Malgré les 35 milliards d’heures que nous passons sur internet chaque année en cumulé, le fait que notre téléphone mobile soit, pour la plupart d’entre nous, la première chose que nous touchons au réveil et la dernière avant de nous coucher, certains phénomènes restent immuables : “nos sources d’informations préférées sont ce que nous disent nos collègues, nos amis, nos proches, ça n’a pas changé”, rappelle Robert Hohman lors de son introduction.

Par contre, le fait de laisser une note sur des sites pour chacune de nos expériences de consommateurs est une évolution majeure à laquelle les entreprises doivent s’adapter. Pour une réservation de chambre d’hôtel ou la livraison d’un livre sur un site d’e-commerce, nous notons le service rendu dans le but de s’aider mutuellement à mieux consommer. “C’est la même chose pour Glassdoor, explique Robert Hohman, sauf que trouver ou changer d’emploi est une décision beaucoup plus importante”.

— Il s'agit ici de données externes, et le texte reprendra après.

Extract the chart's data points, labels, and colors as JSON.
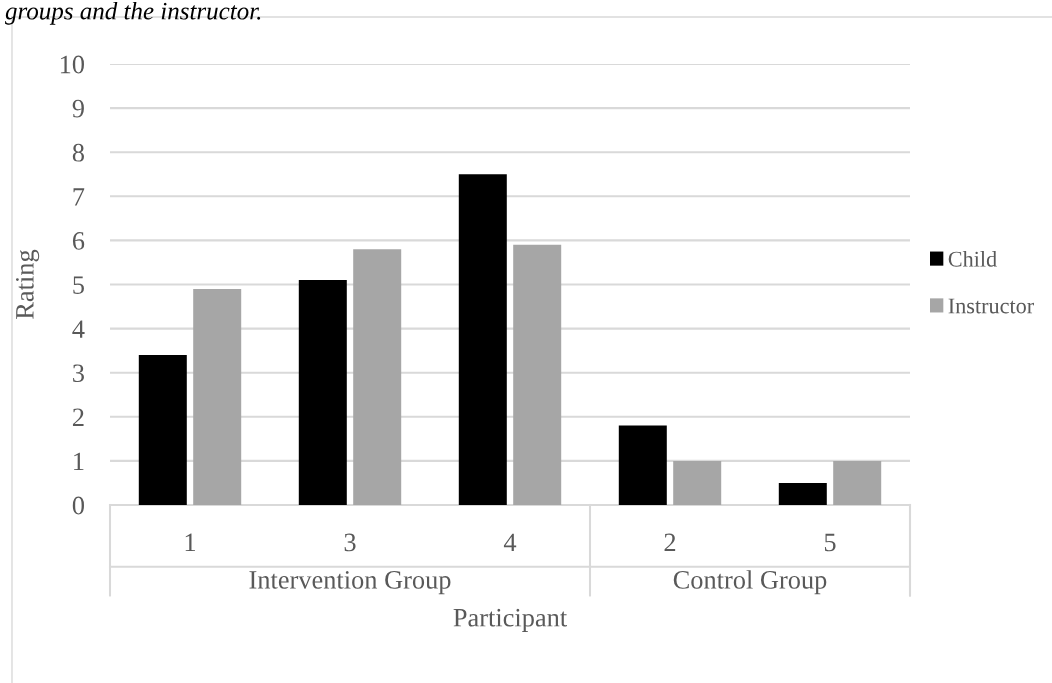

“Votre marque est ce que les gens disent de vous lorsque vous n’êtes pas dans la pièce” selon Jeff Bezos, fondateur d’Amazon. Une réalité qui concerne également la marque employeur. Que disent les collaborateurs d’une entreprise sur les réseaux sociaux ? Recommanderaient-ils leur entreprise à un ami ? Les RH sont-elles prêtes à rejoindre la conversation ? Pour certains grands groupes, c’est le cas et les responsables de leurs marques employeurs respectives sont venus exposés leurs problématiques, les actions qu’ils ont mis en place pour y répondre et les bénéfices qu’ils en ont retiré.

 

Le cas L’Oréal : inciter les collaborateurs à prendre la parole

 

“Dans certains pays, 30% des jeunes diplômés veulent intégrer des startup ou monter leur boite. Aujourd’hui nos concurrents sont également Blablacar ou Criteo”, selon la directrice de la marque employeur globale chez L’Oréal. “Nous sommes une entreprise qui a 100 ans, pas une startup. La transparence ne faisait pas partie de notre identité” poursuit Alexandra Edleston-Leroy.

Pour s’adapter aux nouvelles réalités du marché de l’emploi, L’Oréal a notamment voulu impliquer les employés dans la construction de son e-réputation. Via une campagne de mailing, les collaborateurs ont été invités à laisser leurs avis sur la page Glassdoor de l’entreprise. Avec une forte implication des RH qui faisaient des feedback aux répondants. Une attention particulière, très importante pour Alexandra Edleston-Leroy : “ça prend deux minutes et ça compte, les salariés nous ont remerciés. […] Glassdoor donne des commentaires objectifs, cela nous a permis de nous impliquer dans la transparence”.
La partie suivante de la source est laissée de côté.